Los Añoños
¿Quién no ha conocido a un Añoño? O mejor dicho: ¿Cuántos Añoños hubo… o hay?
Para responder a estas preguntas, tengo que presentar al Añoño que yo conocí.
De pequeño sabía que iba a ser futbolista. Por desgracia, por mala suerte o por falta de alguna cualidad, no llegué donde pienso que podría haber llegado. Pero jugué muchos años al fútbol, tuve excelentes compañeros y magníficos rivales y, aunque suene a vanidad, aun admirándolos, nunca me sentí inferior a nadie. Jamás.
Solo una vez en mi vida sentí, en un partido, impotencia: ese no comprender por qué no podía hacer nada, esa sensación de que yo era solo uno más entre los que estábamos allí, viendo una exhibición de talento.
Tendría doce o trece años —doce o trece años de los de antes—. Yo ya estaba cansado de jugar con gente mayor.

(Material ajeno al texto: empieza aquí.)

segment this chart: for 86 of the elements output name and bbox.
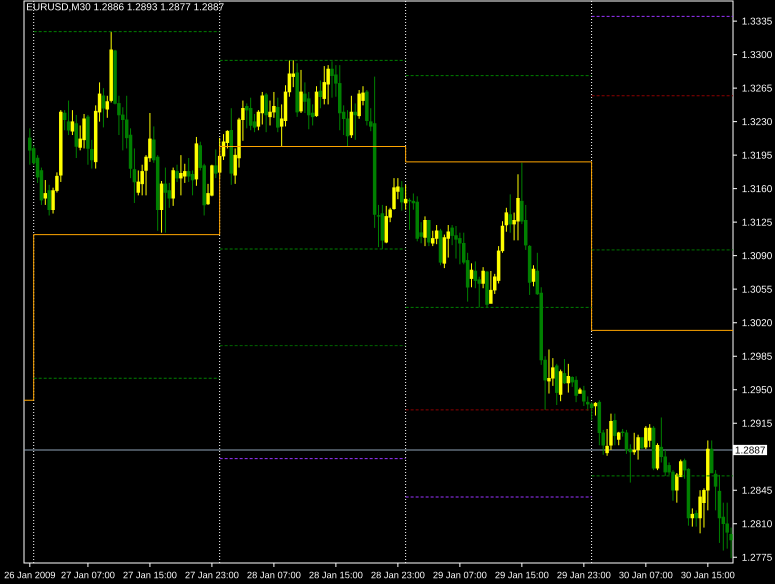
x-tick-label: 27 Jan 15:00 [123,572,177,578]
candlestick [264,92,268,133]
candlestick [66,100,70,136]
y-tick-label: 1.3090 [742,252,772,260]
candlestick [562,358,566,384]
candlestick [47,184,51,216]
candlestick [616,431,620,446]
y-tick-label: 1.3300 [742,51,772,58]
y-tick-label: 1.3195 [742,152,772,159]
candlestick [594,402,598,416]
candlestick [400,180,404,212]
candlestick [729,527,733,559]
candlestick [532,264,536,287]
candlestick [102,88,106,128]
candlestick [470,262,474,288]
candlestick [656,442,660,471]
candlestick [632,432,636,456]
candlestick [314,86,318,118]
candlestick [303,82,307,114]
x-tick-label: 27 Jan 07:00 [61,572,115,578]
candlestick [248,97,252,131]
candlestick [574,376,578,403]
candlestick [694,510,698,528]
ref-line-label: 1.2887 [736,446,765,454]
candlestick [489,270,493,304]
candlestick [644,426,648,450]
candlestick [299,69,303,114]
candlestick [516,174,520,241]
candlestick [590,402,594,421]
y-tick-label: 1.3055 [742,286,772,293]
candlestick [481,266,485,289]
x-tick-label: 30 Jan 15:00 [681,572,734,578]
y-tick-label: 1.2985 [742,352,772,360]
candlestick [636,434,640,460]
candlestick [434,224,438,245]
y-tick-label: 1.2775 [742,554,772,561]
x-tick-label: 27 Jan 23:00 [185,572,239,578]
candlestick [698,490,702,534]
y-tick-label: 1.3265 [742,84,772,92]
x-tick-label: 29 Jan 23:00 [557,572,610,578]
chart-title: EURUSD,M30 1.2886 1.2893 1.2877 1.2887 [27,3,224,12]
x-tick-label: 28 Jan 07:00 [247,572,301,578]
candlestick [346,110,350,148]
candlestick [350,95,354,138]
candlestick [164,167,168,234]
candlestick [404,184,408,210]
candlestick [318,80,322,109]
x-tick-label: 29 Jan 07:00 [433,572,486,578]
candlestick [427,220,431,247]
x-tick-label: 26 Jan 2009 [4,572,56,578]
candlestick [354,102,357,140]
candlestick [558,369,562,402]
candlestick [44,180,48,206]
x-tick-label: 29 Jan 15:00 [495,572,548,578]
candlestick [423,216,427,247]
y-tick-label: 1.2915 [742,420,772,427]
candlestick [357,90,361,120]
candlestick [276,97,280,133]
candlestick [28,128,32,166]
candlestick [82,113,86,149]
candlestick [547,348,551,394]
candlestick [508,194,512,234]
y-tick-label: 1.2845 [742,486,772,494]
x-tick-label: 30 Jan 07:00 [619,572,672,578]
candlestick [322,66,326,105]
candlestick [690,508,694,528]
y-tick-label: 1.2950 [742,386,772,394]
candlestick [179,154,183,196]
y-tick-label: 1.2810 [742,520,772,528]
y-tick-label: 1.3020 [742,319,772,326]
candlestick [648,424,652,448]
y-tick-label: 1.3230 [742,118,772,126]
candlestick [214,148,218,179]
candlestick [326,64,330,105]
candlestick [74,114,78,159]
y-tick-label: 1.3125 [742,218,772,226]
candlestick [640,437,644,450]
candlestick [613,413,617,446]
candlestick [70,110,74,136]
y-tick-label: 1.3335 [742,18,772,25]
candlestick [408,198,412,230]
x-tick-label: 28 Jan 23:00 [371,572,424,578]
candlestick [566,363,570,394]
y-tick-label: 1.3160 [742,185,772,192]
candlestick [175,164,179,182]
x-tick-label: 28 Jan 15:00 [309,572,362,578]
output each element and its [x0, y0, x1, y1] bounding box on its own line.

No había benjamines, infantiles, cadetes, re-cadetes, pre-cadetes, juveniles o prenatales. Antes había buenos y malos. Y si te daba miedo jugar con tíos mayores, mala suerte: te quedabas mirando.
Se montaban dos equipos. Nadie miraba el carnet de identidad —de hecho, hasta pasados los veinte pocos lo tenían—, y comenzaba el partido.
Pues un día apareció por mi barrio un equipo al que llamaban Peñarol. El Peñarol de Montevideo (Uruguay), el original, en aquella época era de lo mejor del mundo. En los equipos de barrio nos poníamos nombres que emulaban a esos grandes clubes: porque te gustaba la camiseta, porque era más fácil de conseguir… Mis amigos me llamaron para ese partido que estaba a punto de comenzar, en un campo de fútbol —por llamarlo de alguna manera—, con un balón —por llamarlo de alguna manera—, y allí fui a jugar sintiéndome de los mejores. La verdad es que lo era.
(Usaré otro post para describir los campos en los que jugábamos y los balones que usábamos).
Comenzó el partido y Añoño —en la foto es el que tiene el balón; no podía ser de otra manera— cogió el esférico. Nosotros solo lo tocábamos para sacar de centro. Tenía una pierna izquierda absolutamente mágica. Nunca sentí nada igual: impotencia y admiración, una mezcla que aún me dura. Ya no la impotencia, sí la admiración.
Alguien dirá: «Erais niños».
La respuesta es: Añoño le hacía eso a niños, a mayores, a ancianos y al que se le pusiera por medio.
Añoño estaba dotado de un talento natural para jugar al fútbol increíble, extraordinario. Lo veo muy de vez en cuando; es un tipo amable y cariñoso. Pero yo siempre recuerdo esa pierna izquierda haciendo aparecer y desaparecer el balón, con una sonrisa burlona… la sonrisa del jugón, como diría mi recordado Andrés Montes.
¿Cuántos Añoños hubo y hay? —preguntaba al comienzo—.
Imagino que muchos… o ninguno. Yo tuve la suerte de conocer a uno.
¿Por qué no fue futbolista si era tan bueno? —preguntarán otros.
No todo el mundo quiere serlo. No todo el mundo está dispuesto a hacer ese sacrificio. En esa época, además, no se veía el fútbol como una profesión desde edades tempranas.
No lo sé.
Lo que sí sé es que cualidades le sobraban.